Every day, Flick trains me as I train him. Two overarching principles are now indelibly etched in my fore-brain:

  1. Even at 18 months old, he’s still a puppy.
  2. There’s more than one way to skin a cat (figuratively, of course).

As to #1: I’ve hunted with a goodly number of women dog handlers, some highly respected to the point where they judged European gun dog tests. They and their protege’s had one characteristic in common: they were the most upbeat, positive, encouraging handlers I’ve shared a field with. Squeaky mommy voices, clapping hands, over-the-top praise all melded to motivate and mold incredible gun dogs.

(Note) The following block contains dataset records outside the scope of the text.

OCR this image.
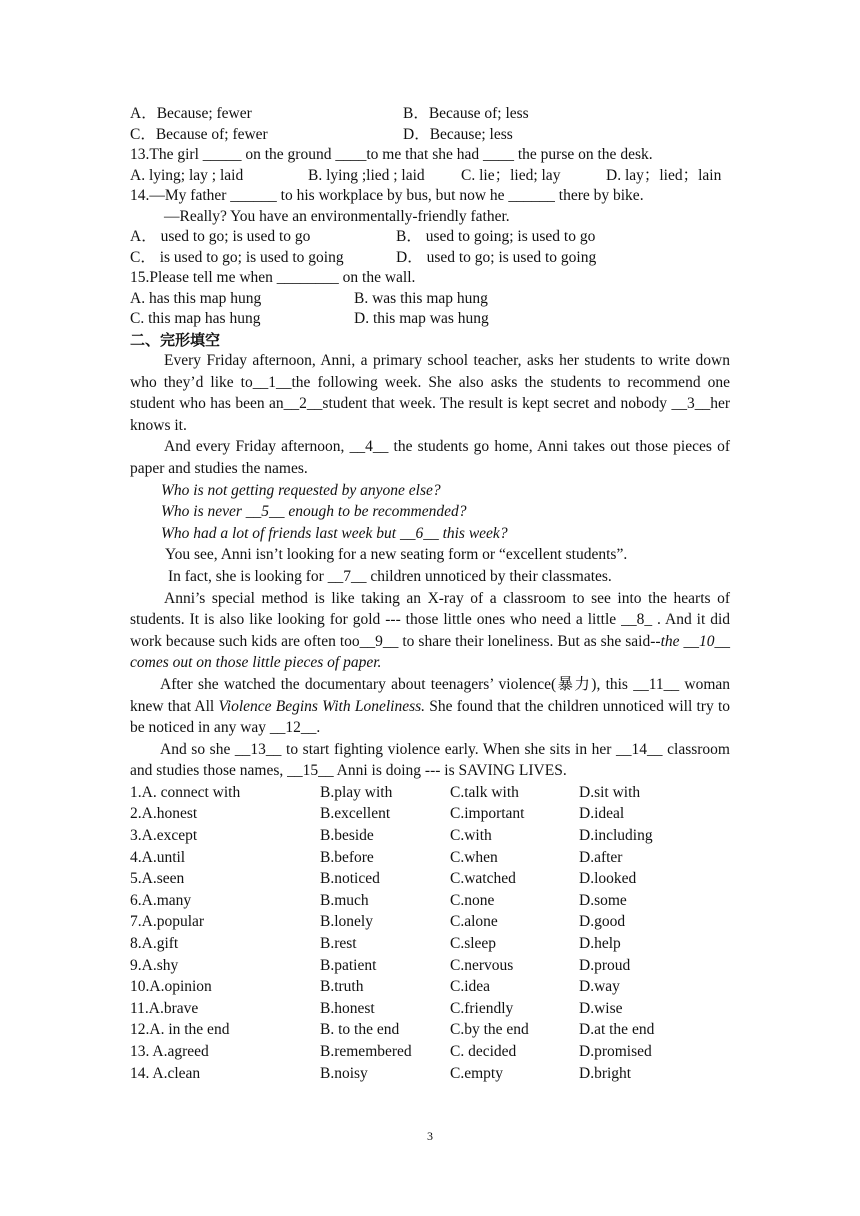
A．Because; fewer	B．Because of; less
C．Because of; fewer	D．Because; less
13.The girl _____ on the ground ____to me that she had ____ the purse on the desk.
A. lying; lay ; laid	B. lying ;lied ; laid C. lie；lied; lay	D. lay；lied；lain
14.—My father ______ to his workplace by bus, but now he ______ there by bike.
—Really? You have an environmentally-friendly father.
A． used to go; is used to go	B． used to going; is used to go
C． is used to go; is used to going	D． used to go; is used to going
15.Please tell me when ________ on the wall.
A. has this map hung	B. was this map hung
C. this map has hung	D. this map was hung
二、完形填空

Every Friday afternoon, Anni, a primary school teacher, asks her students to write down who they’d like to__1__the following week. She also asks the students to recommend one student who has been an__2__student that week. The result is kept secret and nobody __3__her knows it.

And every Friday afternoon, __4__ the students go home, Anni takes out those pieces of paper and studies the names.

Who is not getting requested by anyone else?
Who is never __5__ enough to be recommended?
Who had a lot of friends last week but __6__ this week?
You see, Anni isn’t looking for a new seating form or “excellent students”.
In fact, she is looking for __7__ children unnoticed by their classmates.

Anni’s special method is like taking an X-ray of a classroom to see into the hearts of students. It is also like looking for gold --- those little ones who need a little __8_ . And it did work because such kids are often too__9__ to share their loneliness. But as she said--the __10__ comes out on those little pieces of paper.

After she watched the documentary about teenagers’ violence(暴力), this __11__ woman knew that All Violence Begins With Loneliness. She found that the children unnoticed will try to be noticed in any way __12__.

And so she __13__ to start fighting violence early. When she sits in her __14__ classroom and studies those names, __15__ Anni is doing --- is SAVING LIVES.

1.A. connect with	B.play with	C.talk with	D.sit with
2.A.honest	B.excellent	C.important	D.ideal
3.A.except	B.beside	C.with	D.including
4.A.until	B.before	C.when	D.after
5.A.seen	B.noticed	C.watched	D.looked
6.A.many	B.much	C.none	D.some
7.A.popular	B.lonely	C.alone	D.good
8.A.gift	B.rest	C.sleep	D.help
9.A.shy	B.patient	C.nervous	D.proud
10.A.opinion	B.truth	C.idea	D.way
11.A.brave	B.honest	C.friendly	D.wise
12.A. in the end	B. to the end	C.by the end	D.at the end
13. A.agreed	B.remembered	C. decided	D.promised
14. A.clean	B.noisy	C.empty	D.bright
3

Working Flick a few weeks ago, a few of those actions fell into my own routine and boy howdy what a difference. Which also reminded me of some reading years ago that strongly suggested the only reason humans could domesticate wolves was by arresting their development at the puppy stage.

Give it some thought.

Related to that, is #2, especially when applied to “force breaking.” If you watch the TV show, you know what a rock star Manny was in this department. On land, water, blind and marked I’d put him up against any field-trial Lab. I had help from his breeder on him, and mainly used the traditional ear-pinch method.

Flick’s matriculation to retrieving is different. He’s a lot softer dog, so the risks of using pain are very real. More importantly, he probably doesn’t need it. Think about it: we use pain to get a dog to howl and open his mouth so we can jam a bumper in. If we can get the mouth open with painless methods, why not try it? With this guy, it was as simple as an index finger between his teeth while giving the “fetch” command. Following on, the usual techniques seem to work: move the held bumper, move him to it, on to the ground, etc.

Sure, he disobeys at times. We go back a few steps, put the finger in the mouth and work through it. Once he truly understands what “fetch” means, it’s about reinforcing – and rewarding – obedience to that command. And yes, high-value food treats work (I know some of you will cringe at that, but it works for us). Hot dog bits and chicken skin are the go-to positive reinforcers in my yard.

Yeah, the jury is still out. But as best I can tell, Flick is as far along or farther than most dogs training with the other methods. I’ll keep you posted, and appreciate your feedback.